Mobile ions and electric surface charges are ubiquitous in water and other polar liquids, but should play no role in apolar liquids, where the energetic cost of charge dissociation is typically too large for thermal activation. Defying this conventional wisdom, some surfactant additives can raise the conductivity of apolar liquids by many orders of magnitude and promote electrical charging of immersed solid surfaces or of suspended colloidal particles. The resulting ability to direct particle motion with applied electric fields is crucial, e.g. for liquid toners and electrophoretic displays but neither the mechanism of particle charging nor the effect of the directing field are currently understood. Building on the PI's experience in measuring and modeling electrostatic interactions, and with strong support from the Hewlett-Packard team developing the next generation of color electrophoretic displays, the investigators propose to unravel the fundamental principles of particle charge and field-driven motion in apolar surfactant solutions.

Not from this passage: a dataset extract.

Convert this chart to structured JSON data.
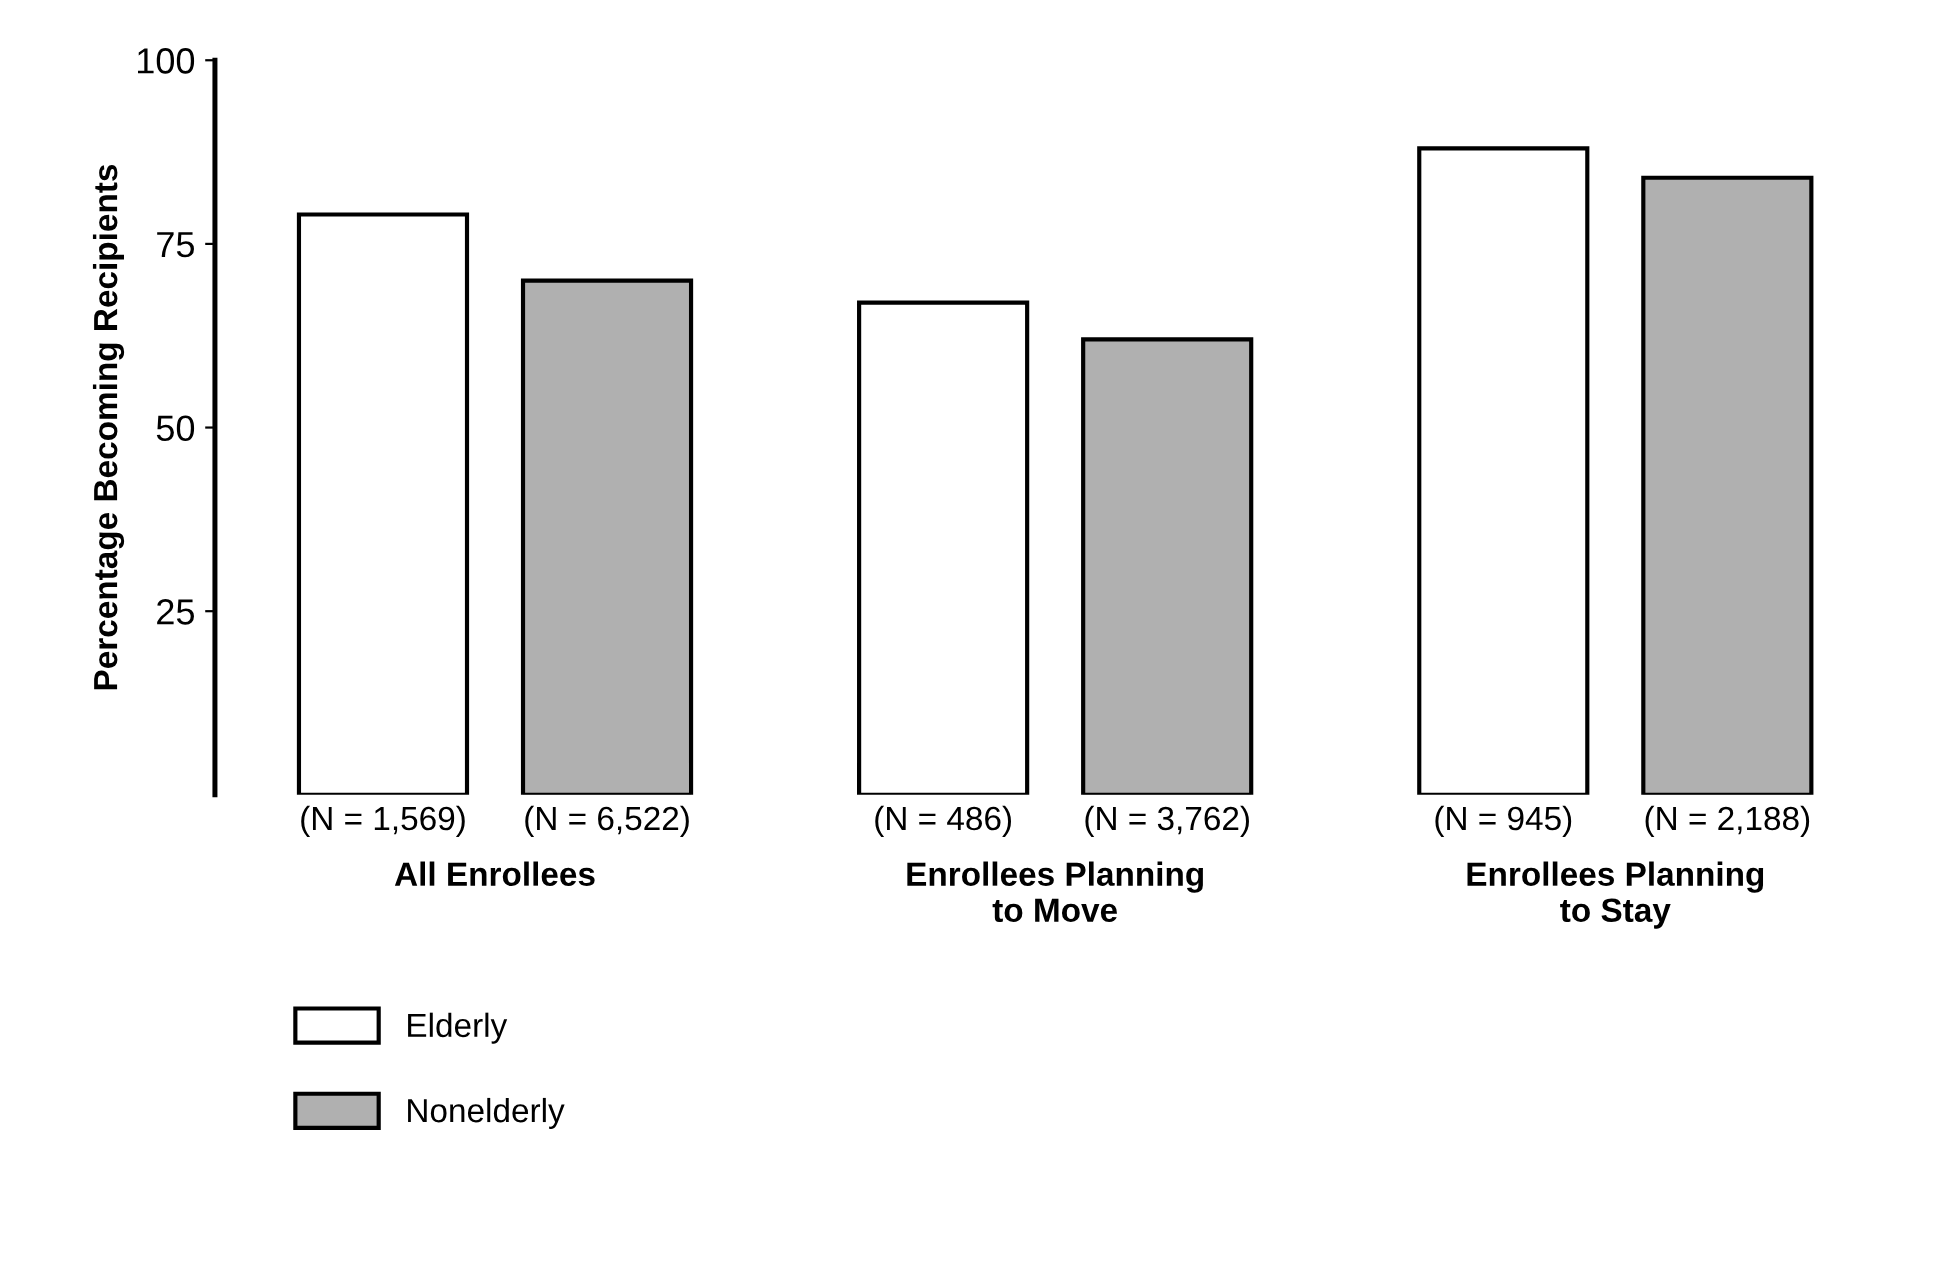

The working hypothesis in this project is that surfactants simultaneously influence the electric behavior of apolar dispersions in at least three ways: by promoting surface charging via acid-base interaction, by solubilizing surface counterions inside of surfactant aggregates, and by forming micellar ions in the solution bulk via charge disproportionation. They aim at disentangling these mechanisms with an original suite of experimental techniques accessing separately the charge contained in the bulk solution and on the particle surface, the particle-particle and particle-field interaction, as well as the amount of adsorbed surfactant and residual water. Using particles of different surface characteristics and surfactants with systematically varied architecture will allow the investigators to find the elusive answer to the question what makes some surfactants more effective than others at imparting charge and electrophoretic mobility on a given particle type. Thermodynamic models for the charging reaction and surfactant adsorption will be tested against their experiments.
Broader Impact
The proposed study should significantly expand the understanding of charging processes in apolar liquids and on immersed solid surfaces. Applications range from safety measures in fuel transportation and the design of electrophoretic displays and electronic skins to the stabilization of emulsions with solid particles relevant for food formulation and skin care creams as well as for oil recovery and oil spill remediation. The research directly touches on our understanding of surfactants surrounding us in everyday life, and can easily be illustrated with examples accessible to non-experts.
Building on this educational potential, the PI works with pre-schoolers through first graders in a predominantly (97%) African-American school via hands-on science workshops designed to reinforce the natural curiosity in these young children. An ongoing close collaboration with the classroom teachers makes these workshops more impactful by enhancing classroom activities with related science materials; and the most successful demonstrations are captured in science demo kits with appropriate materials and instructions for the teachers to use in later years independently of the PI. The PI also supports diversity at the collegiate level by recruiting female students to his lab, which has had a majority of women at any given time, and has a history of involving African American undergraduates in its research.